Bugün demokrasinin bu kadar tahrip edildiği bir ortamda sağlıklı bir şekilde ne siyaset konuşabiliyoruz, ne hukuk, ne ekonomi… Ne de güvenlik ve gelecek üzerine net bir şey söyleyebiliyoruz. Çünkü bunların hepsini ayakta tutan, en tepeye koymamız gereken unsur, demokrasi. Demokrasi zedelenince, onun altında kalan tüm alanlar da yıkılıyor.
14 Eylül Mitingi: Bir Umudun Fotoğrafı
14 Eylül’de Ankara’da CHP’nin düzenlediği mitinge katıldım. Biraz erken gitmiştim, meydanı görünce ilk düşüncem “Acaba burası dolacak mı?” oldu. Çevreme bakarken yaş ortalamasının biraz yüksek olduğunu fark ettim. Özellikle emekliler çoğunluktaydı. Onlar ki, ekonomik krizden en ağır darbeyi alan kesim… Bir süre sonra arkama döndüğümde ise bir insan selinin arasında kaldığımı fark ettim. Meydan dolmuştu. Herkes tüm enerjisiyle oradaydı.

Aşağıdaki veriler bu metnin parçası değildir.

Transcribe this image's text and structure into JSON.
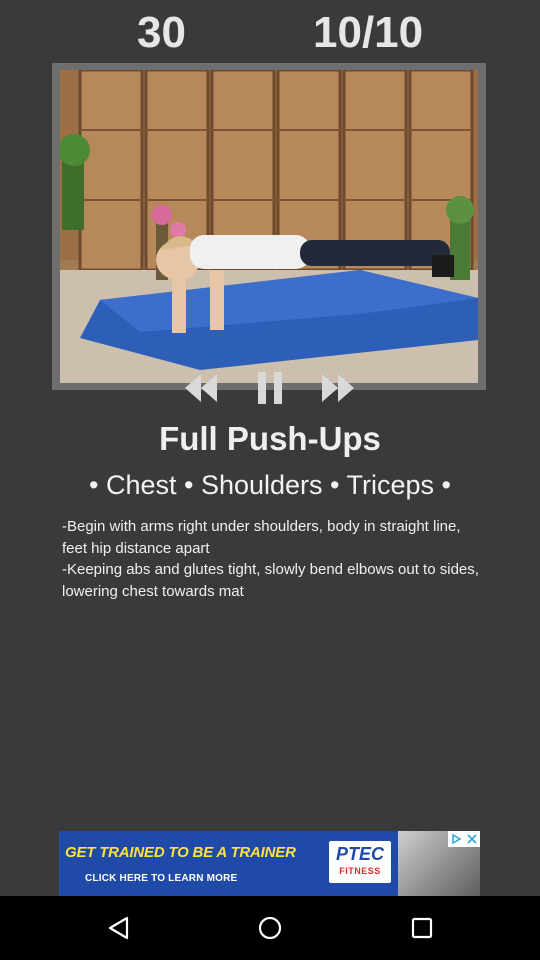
{
  "header": {
    "timer": "30",
    "progress": "10/10"
  },
  "video": {
    "icon": "exercise-video-thumbnail",
    "controls": {
      "rewind_icon": "rewind-icon",
      "pause_icon": "pause-icon",
      "forward_icon": "fast-forward-icon"
    }
  },
  "exercise": {
    "title": "Full Push-Ups",
    "muscles": "• Chest • Shoulders • Triceps •",
    "instructions": [
      "-Begin with arms right under shoulders, body in straight line, feet hip distance apart",
      "-Keeping abs and glutes tight, slowly bend elbows out to sides, lowering chest towards mat"
    ]
  },
  "ad": {
    "headline": "GET TRAINED TO BE A TRAINER",
    "cta": "CLICK HERE TO LEARN MORE",
    "brand": "PTEC",
    "brand_sub": "FITNESS",
    "colors": {
      "background": "#1f4aa8",
      "headline": "#ffe23a"
    }
  },
  "navbar": {
    "back_icon": "back-triangle-icon",
    "home_icon": "home-circle-icon",
    "recents_icon": "recents-square-icon"
  }
}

Kalabalığın ruhu çok etkileyiciydi. Onca sıkışıklığa, itiş kakışa rağmen insanlar sabırlı, olgun ve odaklıydı. Tek istedikleri, oranın havasını solumak, konuşmacıları dinlemek, ortak bir duyguya bağlanmaktı. Kalabalığın büyüklüğünü anlamak için telefonumdan canlı yayına bakmak istedim ama telefonum çekmiyordu. O an anladım ki katılım gerçekten çok yoğundu; hatta telefon sinyalleri bile o kalabalığı kaldıramıyordu.
14 Eylül’deki miting bir tarih yazdı. Bu mitingler – Özgür Özel’in her seferinde düzelttiği ifadeyle “eylemler” – yalnızca siyasi bir gösteri değil, demokrasi ve hukuk arayışının simgesi oldu.
Sessizliği Bozmak
Mitingde şunu fark ettim: “Biz ne yaşıyoruz?” sorusunun yerini içimde “Biz ne yapıyoruz?” aldı. Çünkü bu kez insanlar yalnızca seyirci değil, aktördü. Evinde pişiremediği yemeğin, çocuğuna alamadığı defterin, gençlerin üniversite hayallerinin, işsizlerin umutsuzluğunun hesabı sorulmaya başlanmıştı. Bu öfke yalnızca kayyımlara değil, günlük hayatımıza sinmiş hukuksuzluklara karşı bir başkaldırıydı.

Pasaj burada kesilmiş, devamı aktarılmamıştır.